Re: [RFC 5/8] mm: Add new flag VM_CDM for coherent device memory

From: Dave Hansen
Date: Tue Oct 25 2016 - 16:01:39 EST


On 10/25/2016 12:20 PM, Aneesh Kumar K.V wrote:
> Dave Hansen <dave.hansen@xxxxxxxxx> writes:
>> On 10/23/2016 09:31 PM, Anshuman Khandual wrote:
>>> VMAs containing coherent device memory should be marked with VM_CDM. These
>>> VMAs need to be identified in various core kernel paths and this new flag
>>> will help in this regard.
>>
>> ... and it's sticky? So if a VMA *ever* has one of these funky pages in
>> it, it's stuck being VM_CDM forever? Never to be merged with other
>> VMAs? Never to see the light of autonuma ever again?
>>
>> What if a 100TB VMA has one page of fancy pants device memory, and the
>> rest normal vanilla memory? Do we really want to consider the whole
>> thing fancy?
>
> This definitely needs fine tuning. I guess we should look at this as
> possibly stating that, coherent device would like to not participate in
> auto numa balancing
...

Right, in this one, particular case you don't want NUMA balancing. But,
if you have to take an _explicit_ action to even get access to this
coherent memory (setting a NUMA policy), why keeps that explicit action
from also explicitly disabling NUMA migration?

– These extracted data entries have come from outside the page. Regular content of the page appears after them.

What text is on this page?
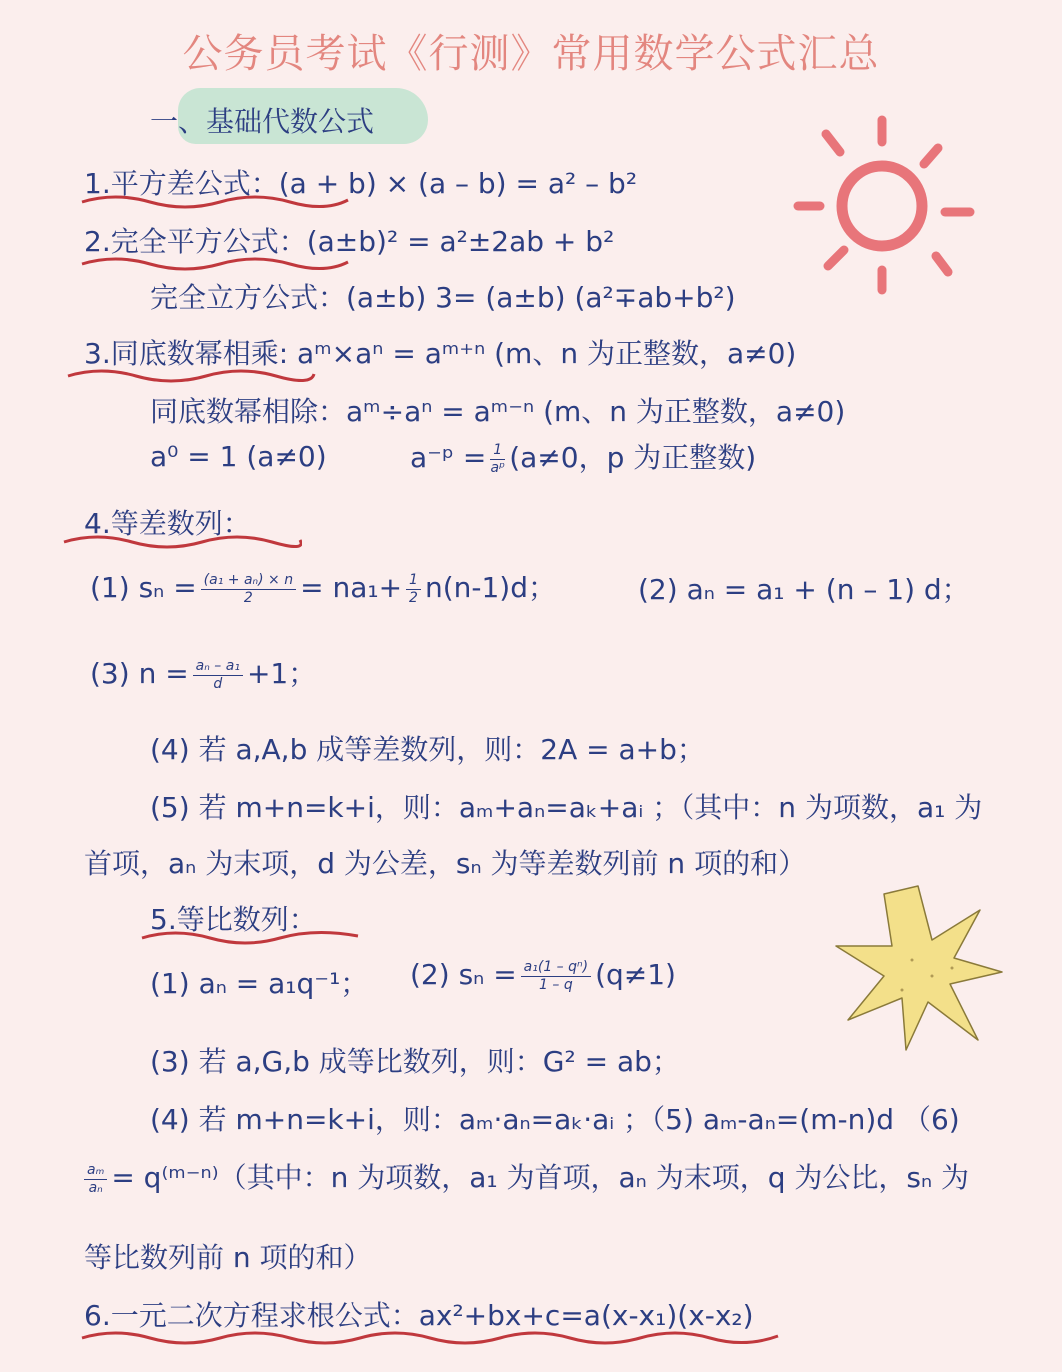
公务员考试《行测》常用数学公式汇总
一、基础代数公式
1.平方差公式：(a + b) × (a – b) = a² – b²
2.完全平方公式：(a±b)² = a²±2ab + b²
完全立方公式：(a±b) 3= (a±b) (a²∓ab+b²)
3.同底数幂相乘: aᵐ×aⁿ = aᵐ⁺ⁿ (m、n 为正整数，a≠0)
同底数幂相除：aᵐ÷aⁿ = aᵐ⁻ⁿ (m、n 为正整数，a≠0)
a⁰ = 1 (a≠0)	a⁻ᵖ = $\frac{1}{\text{aᵖ}} (a\ne 0$，p 为正整数)
4.等差数列：
(1) $s_n = \frac{\text{(a₁ + aₙ) × n}}{2} = na_1+ \frac{1}{2} n(n-1)d$；	(2) aₙ = a₁ + (n – 1) d；
(3) $n = \frac{\text{aₙ – a₁}}{d} +1$；
(4) 若 a,A,b 成等差数列，则：2A = a+b；
(5) 若 m+n=k+i，则：aₘ+aₙ=aₖ+aᵢ ；（其中：n 为项数，a₁ 为
首项，aₙ 为末项，d 为公差，sₙ 为等差数列前 n 项的和）
5.等比数列：
(1) aₙ = a₁q⁻¹； (2) $s_n = \frac{\text{a₁(1 – qⁿ)}}{1 - q} (q\ne 1)$
(3) 若 a,G,b 成等比数列，则：G² = ab；
(4) 若 m+n=k+i，则：aₘ·aₙ=aₖ·aᵢ ；（5) aₘ-aₙ=(m-n)d （6)
$\frac{\text{aₘ}}{\text{aₙ}}$ = q⁽ᵐ⁻ⁿ⁾（其中：n 为项数，a₁ 为首项，aₙ 为末项，q 为公比，sₙ 为
等比数列前 n 项的和）
6.一元二次方程求根公式：ax²+bx+c=a(x-x₁)(x-x₂)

I really don't think we should tie together the isolation aspect with
anything else, including NUMA balancing.

For instance, on x86, we have the ability for devices to grok the CPU's
page tables, including doing faults. There's very little to stop us
from doing things like autonuma.

> One possible option is to use a software pte bit (may be steal
> _PAGE_DEVMAP) and prevent a numa pte setup from change_prot_numa().
> ie, if the pfn backing the pte is from coherent device we don't allow
> that to be converted to a prot none pte for numa faults ?

Why would you need to tag individual pages, especially if the VMA has a
policy set on it that disallows migration?

But, even if you did need to identify individual pages from the PTE, you
can easily do:

page_to_nid(pfn_to_page(pte_pfn(pte)))

and then tell if the node is a fancy-pants device node.